The Britain-based Syrian Observatory for Human Rights said a drone struck a position of the Lebanese militant group, which is fighting alongside President Bashar Assad’s forces.
A Hezbollah official confirmed the strike but not the toll. The official was not authorized to speak to the media so spoke on condition of anonymity.
It was not immediately clear who was operating the drone. Unmanned aerial vehicles are now widely used in Iraq and Syria, by armies and militant groups alike.
Israel has been targeting Hezbollah’s convoys in Syria with growing regularity, saying it cannot allow advanced weapons provided by Iran to be sent to Lebanon. Iran has sponsored and supplied Hezbollah since establishing the group in the 1980s to fight Israel’s occupation of south Lebanon.
But Israel’s strikes are generally confined to western and southern Syria, near the Lebanon and Israel borders. It has also been accused of striking Syrian government positions.
The US has also attacked Syrian pro-government forces by air, but only once in any connection to the war on the Daesh group, in September 2016, when an air raid killed at least 60 Syrian soldiers. The White House called the raid a mistake, and said it was committed to the war against the jihadist group.
Syrian pro-government forces have been confronted with a fierce counter-campaign after months of advances against the Daesh group in central and eastern Syria.

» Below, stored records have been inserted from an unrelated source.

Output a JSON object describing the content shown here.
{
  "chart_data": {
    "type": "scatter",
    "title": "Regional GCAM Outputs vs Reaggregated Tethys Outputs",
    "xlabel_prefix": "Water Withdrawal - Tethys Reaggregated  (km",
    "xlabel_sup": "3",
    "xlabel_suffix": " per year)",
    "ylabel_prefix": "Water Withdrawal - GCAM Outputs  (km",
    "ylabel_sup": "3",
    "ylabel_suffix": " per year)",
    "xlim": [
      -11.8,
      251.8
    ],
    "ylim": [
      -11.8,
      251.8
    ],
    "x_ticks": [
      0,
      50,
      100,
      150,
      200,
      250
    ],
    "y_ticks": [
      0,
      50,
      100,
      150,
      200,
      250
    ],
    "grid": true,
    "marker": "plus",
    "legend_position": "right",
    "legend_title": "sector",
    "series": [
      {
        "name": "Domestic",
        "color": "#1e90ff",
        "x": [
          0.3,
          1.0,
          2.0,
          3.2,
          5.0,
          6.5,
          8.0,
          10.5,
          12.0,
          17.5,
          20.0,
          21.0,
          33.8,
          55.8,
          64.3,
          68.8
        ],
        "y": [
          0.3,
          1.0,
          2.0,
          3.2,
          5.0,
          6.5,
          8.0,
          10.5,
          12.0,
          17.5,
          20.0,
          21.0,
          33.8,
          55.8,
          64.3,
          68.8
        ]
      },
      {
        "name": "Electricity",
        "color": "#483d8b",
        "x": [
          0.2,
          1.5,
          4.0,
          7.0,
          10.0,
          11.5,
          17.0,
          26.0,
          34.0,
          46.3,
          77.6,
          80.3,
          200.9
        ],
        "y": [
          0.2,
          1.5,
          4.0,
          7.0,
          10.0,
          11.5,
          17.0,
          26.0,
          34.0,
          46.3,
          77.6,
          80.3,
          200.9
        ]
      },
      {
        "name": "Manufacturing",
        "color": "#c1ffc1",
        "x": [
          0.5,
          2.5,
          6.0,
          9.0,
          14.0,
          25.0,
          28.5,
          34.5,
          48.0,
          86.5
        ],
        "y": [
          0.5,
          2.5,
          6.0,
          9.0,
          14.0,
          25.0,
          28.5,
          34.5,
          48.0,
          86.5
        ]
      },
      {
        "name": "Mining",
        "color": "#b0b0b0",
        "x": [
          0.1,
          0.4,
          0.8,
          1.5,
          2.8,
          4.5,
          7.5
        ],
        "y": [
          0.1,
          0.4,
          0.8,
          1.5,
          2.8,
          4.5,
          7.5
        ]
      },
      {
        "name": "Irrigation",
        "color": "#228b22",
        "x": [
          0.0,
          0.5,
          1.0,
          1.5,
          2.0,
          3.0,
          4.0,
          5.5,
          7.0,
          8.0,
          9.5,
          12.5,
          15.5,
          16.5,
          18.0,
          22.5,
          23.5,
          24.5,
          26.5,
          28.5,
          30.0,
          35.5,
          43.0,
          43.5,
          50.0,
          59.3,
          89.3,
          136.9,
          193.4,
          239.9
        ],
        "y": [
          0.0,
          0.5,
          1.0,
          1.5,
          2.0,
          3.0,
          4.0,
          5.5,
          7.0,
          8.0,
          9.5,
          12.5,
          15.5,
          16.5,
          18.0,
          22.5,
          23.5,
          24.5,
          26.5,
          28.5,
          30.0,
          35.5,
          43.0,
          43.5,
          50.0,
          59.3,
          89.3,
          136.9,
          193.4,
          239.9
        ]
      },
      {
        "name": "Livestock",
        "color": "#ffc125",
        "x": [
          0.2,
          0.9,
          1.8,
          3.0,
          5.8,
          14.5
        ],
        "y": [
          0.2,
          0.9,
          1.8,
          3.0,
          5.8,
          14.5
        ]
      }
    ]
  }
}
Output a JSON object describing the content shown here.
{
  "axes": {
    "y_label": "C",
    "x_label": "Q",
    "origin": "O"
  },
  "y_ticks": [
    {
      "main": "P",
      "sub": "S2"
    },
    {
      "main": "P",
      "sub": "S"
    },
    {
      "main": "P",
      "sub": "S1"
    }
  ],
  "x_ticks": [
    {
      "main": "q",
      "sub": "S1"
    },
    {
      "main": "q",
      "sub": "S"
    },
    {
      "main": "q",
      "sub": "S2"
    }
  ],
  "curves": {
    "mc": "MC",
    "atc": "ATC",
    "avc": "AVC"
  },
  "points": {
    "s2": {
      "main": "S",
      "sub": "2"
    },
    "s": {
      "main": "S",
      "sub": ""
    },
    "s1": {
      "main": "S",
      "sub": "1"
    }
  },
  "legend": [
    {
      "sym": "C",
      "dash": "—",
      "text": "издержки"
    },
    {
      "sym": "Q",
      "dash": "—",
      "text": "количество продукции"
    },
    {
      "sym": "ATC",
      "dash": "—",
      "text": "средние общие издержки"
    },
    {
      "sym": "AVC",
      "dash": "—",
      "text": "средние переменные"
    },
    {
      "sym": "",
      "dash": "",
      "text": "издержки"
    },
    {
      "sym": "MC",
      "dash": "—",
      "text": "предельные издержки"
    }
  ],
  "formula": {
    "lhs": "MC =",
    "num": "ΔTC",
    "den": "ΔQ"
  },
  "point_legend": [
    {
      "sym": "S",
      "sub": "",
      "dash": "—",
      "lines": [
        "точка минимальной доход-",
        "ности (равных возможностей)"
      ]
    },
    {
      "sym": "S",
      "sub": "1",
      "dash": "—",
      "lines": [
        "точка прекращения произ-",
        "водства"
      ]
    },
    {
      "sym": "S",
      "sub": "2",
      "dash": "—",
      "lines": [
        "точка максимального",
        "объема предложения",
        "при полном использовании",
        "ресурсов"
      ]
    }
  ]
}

The jihadists briefly cut a major highway last week, isolating pro-government forces in the east and sparking a ferocious battle to win back the artery, activists said. The Observatory said two days of fighting in the desert area left 120 Syrian troops, Hezbollah fighters and other pro-government gunmen dead.
Syria’s military has heavily relied on Russia, Iran, Hezbollah, and other Iranian-sponsored militias throughout Syria’s six-year-old civil war.